I don't normally have many "wow" moments. Maybe due to my age or maybe it's the society in which we live. Nothing really takes me by surprise anymore. Well, I recently had me a moment where I just stopped dead in my tracks. I teach the junior's Sunday school class at my church. I love this age! They are old enough to pay attention and add their input in the class. I try to encourage the kids each week by rewarding them with bite size candy bars for 1) bringing your Bible, 2) quoting the week's memory verse, 3) bringing a quarter for the 10/40 Window Bible project. Recently a regular member brought a visitor. When I was going around the table assessing what each child should get, I asked the visitor if he brought his Bible. He told me he didn't own a Bible, but wishes he did. WOW! I thought everybody owned a Bible. I mean, I personally have 5 or 6 Bibles. I keep one at work, one in my car, one just for church, one for my devotions, even one on my phone. I am happy to say that our church has printed paperback Bibles, so I was able to give him a copy of the New Testament. He was so excited. It made me wonder how I often take the Word of God for granted. I mean, we live in the Bible belt...doesn't that mean that everybody has a Bible? Sadly that is not the case.
My church, Calvary Baptist Church, is a sponsor of the 10/40 Window project. This is the geographical area located from 10 degrees north to 40 degrees north of the equator. It stretches from the Phillipines in the east to the western coast of Northern Africa. This "window" is home to 66 nations and 97% of the unreached people of our world. This 10/40 window is the most gospel neglected place on earth. That is 1.4 billion souls without a Bible or a church. Can you imagine going without a Bible? Think about the things you would not know. You would not know how or why you are on this earth. You would not know about God. Even worse, you would not know about heaven or hell. Imagine living in a place where there were no churches, no church camps, no VBS, no preachers, nobody to tell you about how Jesus died for you. The 10/40 project is ran by First Bible International. They are responsible for getting different translations to the different nations. For every 5.00 we give, it prints a Bible that goes to someone who has never owned one. To date, my juniors have bought 18 Bibles. That is over $85.00 that 9 & 10 years have raised just by bring a quarter each week. Little is much when God is in it. It is also a reminder that we all have have a responsibility to do our part in fullfilling the Great Commission no matter what our age. Sometimes, I think we put more emphasis on the "uttermost part of the earth." Acts 1:8 says Ye shall be witnesses unto me both in Jerusalem, and in Judaea, and in Samaria, and unto the uttermost part of the earth.
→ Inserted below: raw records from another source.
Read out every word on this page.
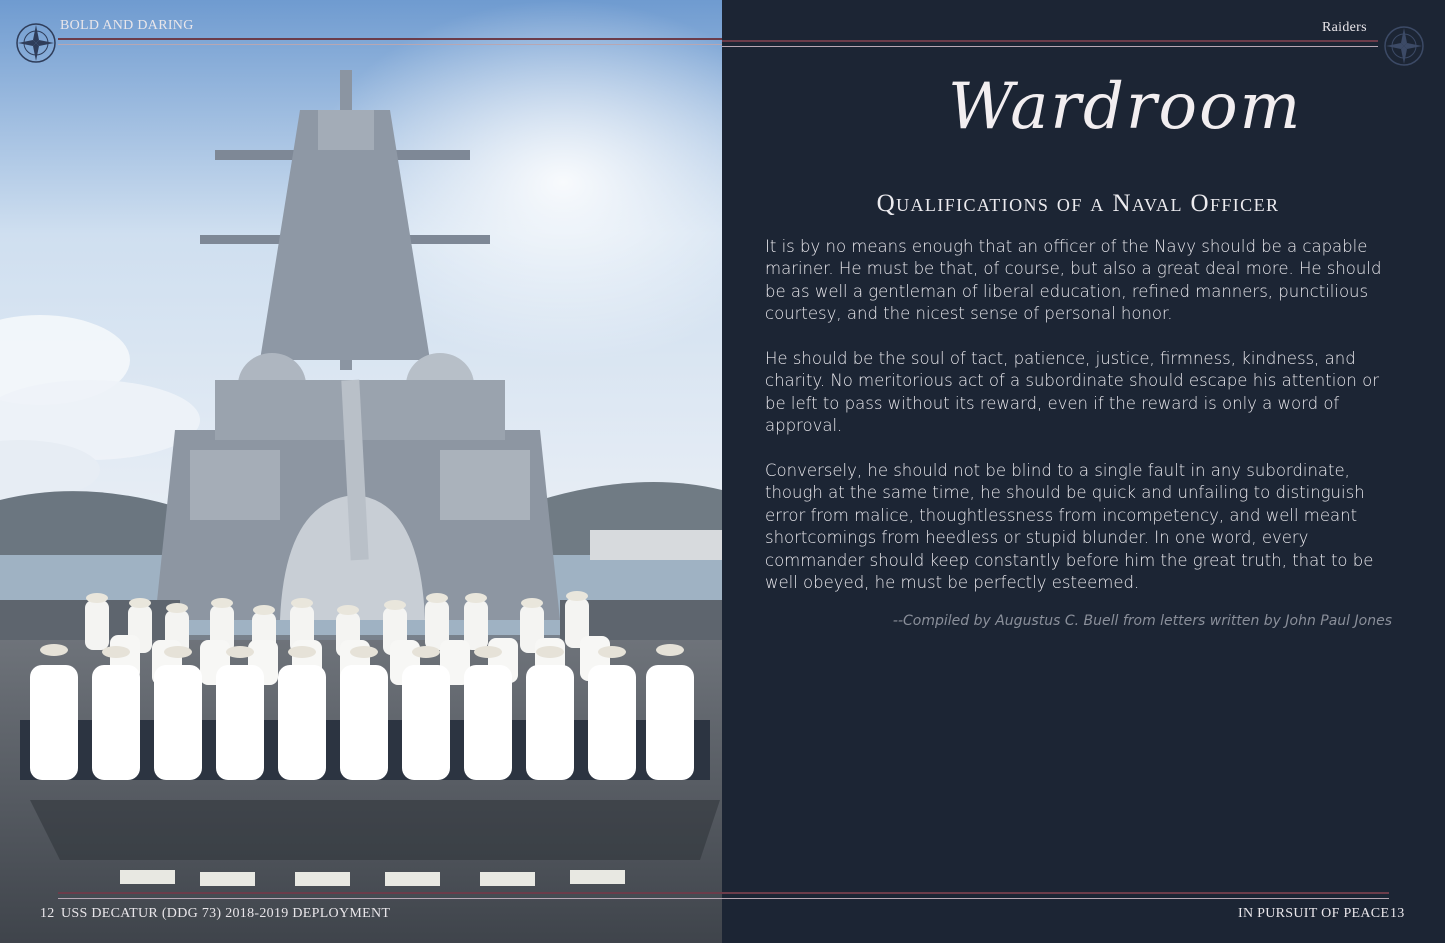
BOLD AND DARING
12 USS DECATUR (DDG 73) 2018-2019 DEPLOYMENT
Raiders
Wardroom
Qualifications of a Naval Officer

It is by no means enough that an officer of the Navy should be a capable mariner. He must be that, of course, but also a great deal more. He should be as well a gentleman of liberal education, refined manners, punctilious courtesy, and the nicest sense of personal honor.

He should be the soul of tact, patience, justice, firmness, kindness, and charity. No meritorious act of a subordinate should escape his attention or be left to pass without its reward, even if the reward is only a word of approval.

Conversely, he should not be blind to a single fault in any subordinate, though at the same time, he should be quick and unfailing to distinguish error from malice, thoughtlessness from incompetency, and well meant shortcomings from heedless or stupid blunder. In one word, every commander should keep constantly before him the great truth, that to be well obeyed, he must be perfectly esteemed.

--Compiled by Augustus C. Buell from letters written by John Paul Jones
IN PURSUIT OF PEACE 13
To put that in perspective for me, Jerusalem would be my Tallassee, Judaea would be Alabama, Samaria would be the USA, and the rest of the world would be my uttermost.
I am proud to say that the day I gave the visitor the Bible, he accepted Jesus as his savior. It was a reminder to me that while I sit comfortably in church each Sunday, comfortable in the fact that my family is saved, there is a world right outside those doors that do not know that Jesus died for them. I don't have to go to the uttermost part of the world to find people lost and undone. People who need Bibles.